ROIScene Class Example¶
In Pandora we are interested in Regions of Interest around certain stars. While the Scene class is useful for modeling Full Frame Images, the ROIScene class is useful for modeling cut outs of larger scenes. Regions of interest are special cases.
from pandorapsf import ROIScene, PSF
import matplotlib.pyplot as plt
import numpy as np
p = PSF.from_name("VISDA")
p
2D PSF Model [row, column]
nROIs = 9
ROI_size = (50, 51)
ROI_corners = [(int(r), int(c)) for r, c in np.random.uniform(-800, 800, (2, 9)).T]
We'll need some locations at which to place some PSFs. We can randomly generate some locations. Here I am generating sources across the entire region of the detector.
import numpy as np
nsources = 30
r = np.hstack([np.random.uniform(corner[0] - 20, corner[0] + ROI_size[0] + 20, (nsources)) for corner in ROI_corners])
c = np.hstack([np.random.uniform(corner[1] - 20, corner[1] + ROI_size[1] + 20, (nsources)) for corner in ROI_corners])
Below I show a plot of where the sources fall and the ROIs we've randomly generated.
fig, ax = plt.subplots(figsize=(6, 6))
plt.scatter(c, r, s=1, c='k')
[ax.plot([corner[1], corner[1] + ROI_size[1], corner[1] + ROI_size[1], corner[1], corner[1]], [corner[0], corner[0], corner[0] + ROI_size[0], corner[0] + ROI_size[0], corner[0]], c='r') for corner in ROI_corners]
ax.set(xlim=(-1024, 1024), ylim=(-1024, 1024), xlabel='Column [pixel]', ylabel='Row [pixel]', title='Source Positions');
Note
I have included sources close to the ROIs with some buffer around them. If we include too many sources this will be slow to calculate. If we do not include a buffer we could miss sources that have flux from PSF wings fall into the ROI. We also need nearby sources that may move into the ROI if there is significant motion. Use your judgement to find a balance between including sources and keeping the number of sources low.
We can now build the scene object
s = ROIScene(locations=np.asarray([r, c]).T,
psf=p,
shape=(2048, 2048),
corner=(-1024, -1024),
nROIs=nROIs,
ROI_size=ROI_size,
ROI_corners=ROI_corners
)
We've now created our ROIscene object. We can use the model class method to model an image. We'll have to pass in some fluxes to model, we can make those randomly.
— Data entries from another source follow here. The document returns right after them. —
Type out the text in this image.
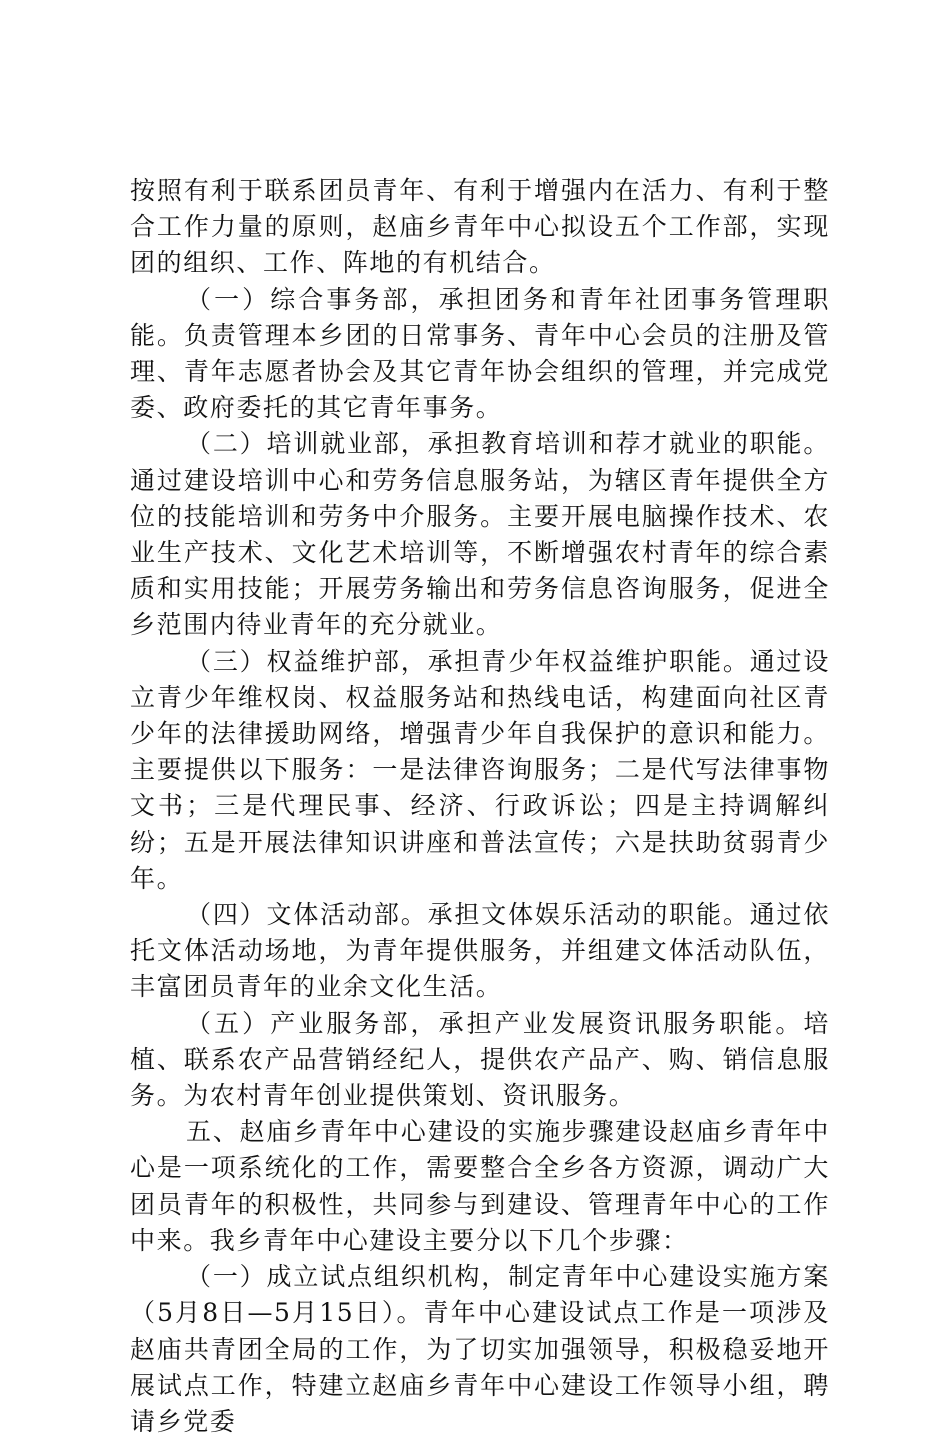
按照有利于联系团员青年、有利于增强内在活力、有利于整合工作力量的原则，赵庙乡青年中心拟设五个工作部，实现团的组织、工作、阵地的有机结合。

（一）综合事务部，承担团务和青年社团事务管理职能。负责管理本乡团的日常事务、青年中心会员的注册及管理、青年志愿者协会及其它青年协会组织的管理，并完成党委、政府委托的其它青年事务。

（二）培训就业部，承担教育培训和荐才就业的职能。通过建设培训中心和劳务信息服务站，为辖区青年提供全方位的技能培训和劳务中介服务。主要开展电脑操作技术、农业生产技术、文化艺术培训等，不断增强农村青年的综合素质和实用技能；开展劳务输出和劳务信息咨询服务，促进全乡范围内待业青年的充分就业。

（三）权益维护部，承担青少年权益维护职能。通过设立青少年维权岗、权益服务站和热线电话，构建面向社区青少年的法律援助网络，增强青少年自我保护的意识和能力。主要提供以下服务：一是法律咨询服务；二是代写法律事物文书；三是代理民事、经济、行政诉讼；四是主持调解纠纷；五是开展法律知识讲座和普法宣传；六是扶助贫弱青少年。

（四）文体活动部。承担文体娱乐活动的职能。通过依托文体活动场地，为青年提供服务，并组建文体活动队伍，丰富团员青年的业余文化生活。

（五）产业服务部，承担产业发展资讯服务职能。培植、联系农产品营销经纪人，提供农产品产、购、销信息服务。为农村青年创业提供策划、资讯服务。

五、赵庙乡青年中心建设的实施步骤建设赵庙乡青年中心是一项系统化的工作，需要整合全乡各方资源，调动广大团员青年的积极性，共同参与到建设、管理青年中心的工作中来。我乡青年中心建设主要分以下几个步骤：

（一）成立试点组织机构，制定青年中心建设实施方案（5月8日—5月15日）。青年中心建设试点工作是一项涉及赵庙共青团全局的工作，为了切实加强领导，积极稳妥地开展试点工作，特建立赵庙乡青年中心建设工作领导小组，聘请乡党委
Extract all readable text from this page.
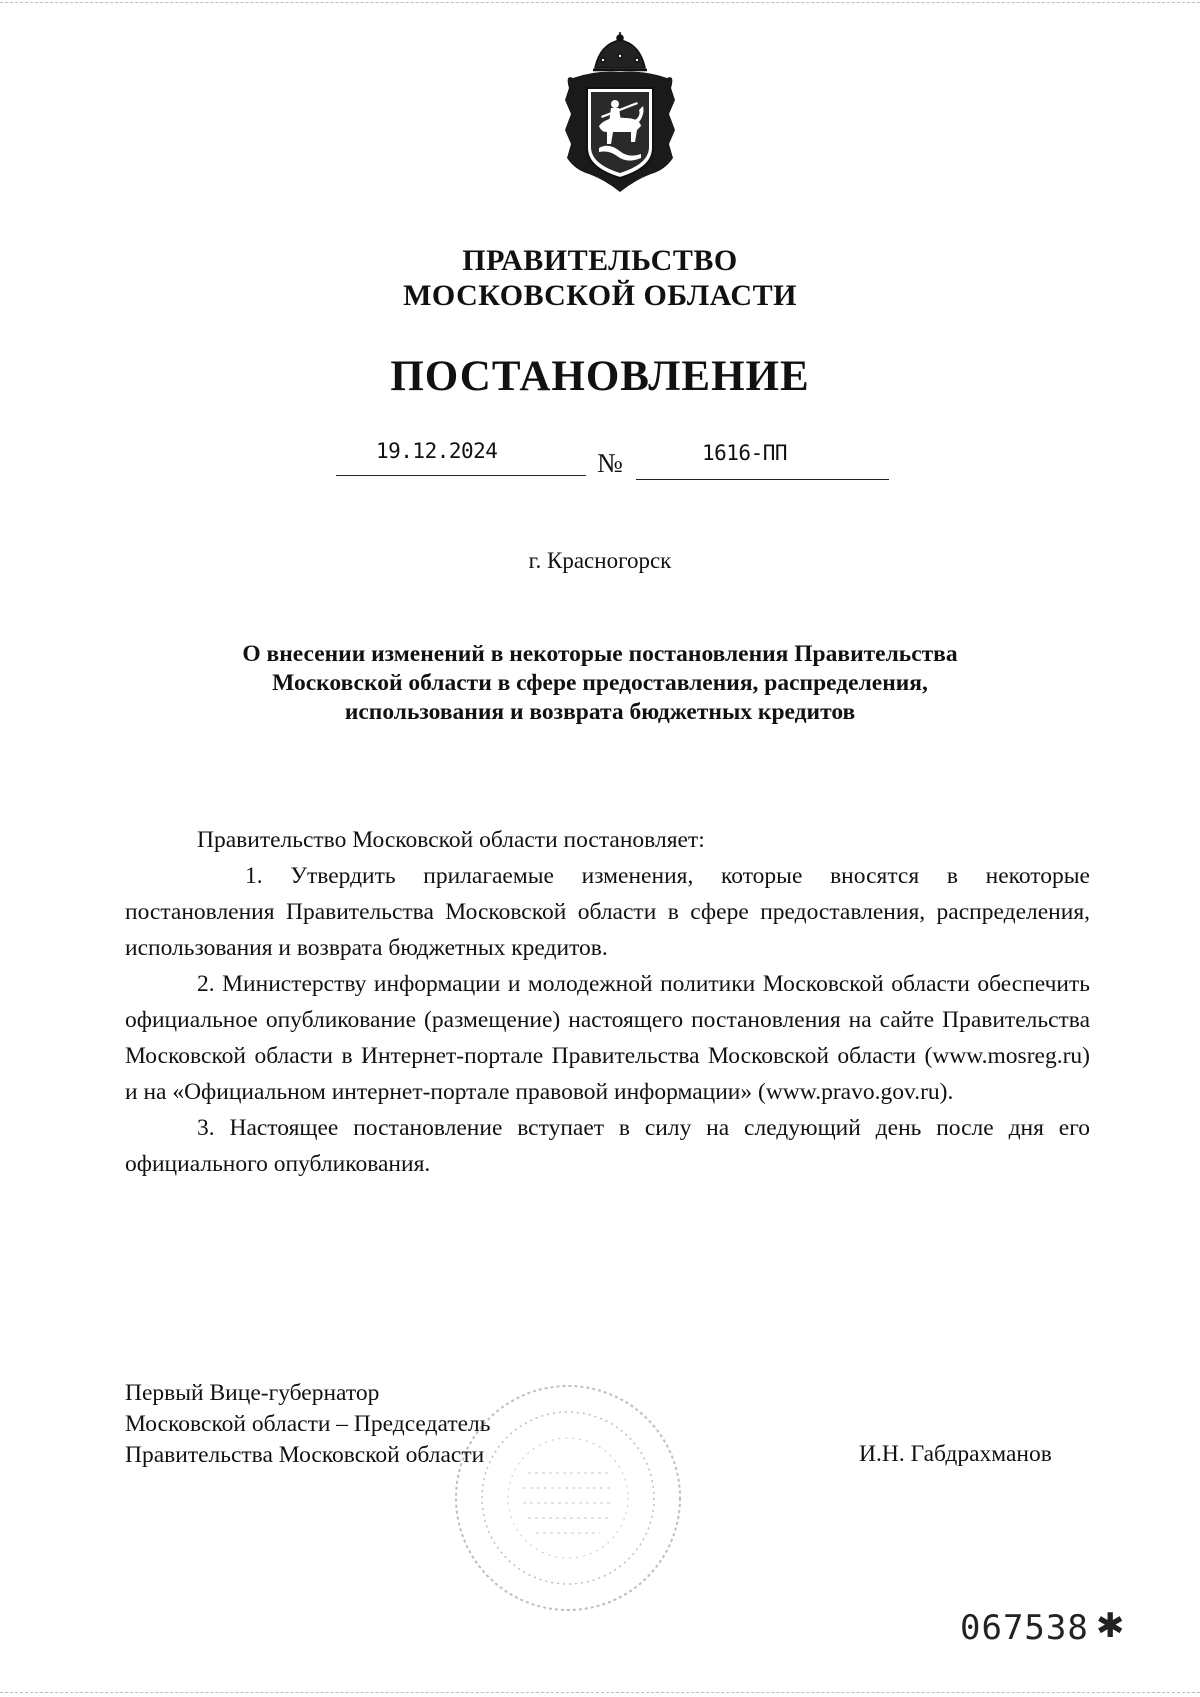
ПРАВИТЕЛЬСТВО
МОСКОВСКОЙ ОБЛАСТИ
ПОСТАНОВЛЕНИЕ
19.12.2024	№	1616-ПП
г. Красногорск
О внесении изменений в некоторые постановления Правительства
Московской области в сфере предоставления, распределения,
использования и возврата бюджетных кредитов

Правительство Московской области постановляет:

1. Утвердить прилагаемые изменения, которые вносятся в некоторые постановления Правительства Московской области в сфере предоставления, распределения, использования и возврата бюджетных кредитов.

2. Министерству информации и молодежной политики Московской области обеспечить официальное опубликование (размещение) настоящего постановления на сайте Правительства Московской области в Интернет-портале Правительства Московской области (www.mosreg.ru) и на «Официальном интернет-портале правовой информации» (www.pravo.gov.ru).

3. Настоящее постановление вступает в силу на следующий день после дня его официального опубликования.

Первый Вице-губернатор
Московской области – Председатель
Правительства Московской области	И.Н. Габдрахманов
067538 ✱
flux = 10**np.random.normal(0, 0.4, s.ntargets)
images = s.model(flux**0)
This has modeled an image stack for us. We expect one time (we only passed a single flux value) 9 ROIs, and the ROI image shape..
images.shape
(9, 1, 50, 51)
Here we have the images for each ROI, then each time, as a function of row then column. We could optionally pass in more times, and position changes as we have done in the Scene class.
ntimes = 100
flux = 10**np.random.normal(0, 0.4, (s.ntargets))[:, None] * np.ones(ntimes)
delta_position = np.random.uniform(-6, 6, (2, ntimes))
images = s.model(flux, delta_pos=delta_position)
Modeling Pixel Positions: 100%|█████████████████| 72/72 [00:08<00:00, 8.44it/s]
images.shape
(9, 100, 50, 51)
Now we have 100 time samples for 9 ROIs. Let's take a look at the images. We'll look at the first 3 images of the first ROI.
fig, ax = plt.subplots(1, 3, figsize=(12, 4))
ax[0].imshow(images[0, 0], vmin=0, vmax=0.01)
ax[1].imshow(images[0, 1], vmin=0, vmax=0.01)
ax[2].imshow(images[0, 2], vmin=0, vmax=0.01)
ax[0].set(xlabel='Column [pixel]', ylabel='Row [pixel]', title='Example Image Position 1');
ax[1].set(xlabel='Column [pixel]', ylabel='Row [pixel]', title='Example Image Position 2');
ax[2].set(xlabel='Column [pixel]', ylabel='Row [pixel]', title='Example Image Position 3');
You can see the image is the same but shifted, since we've included a delta position parameter.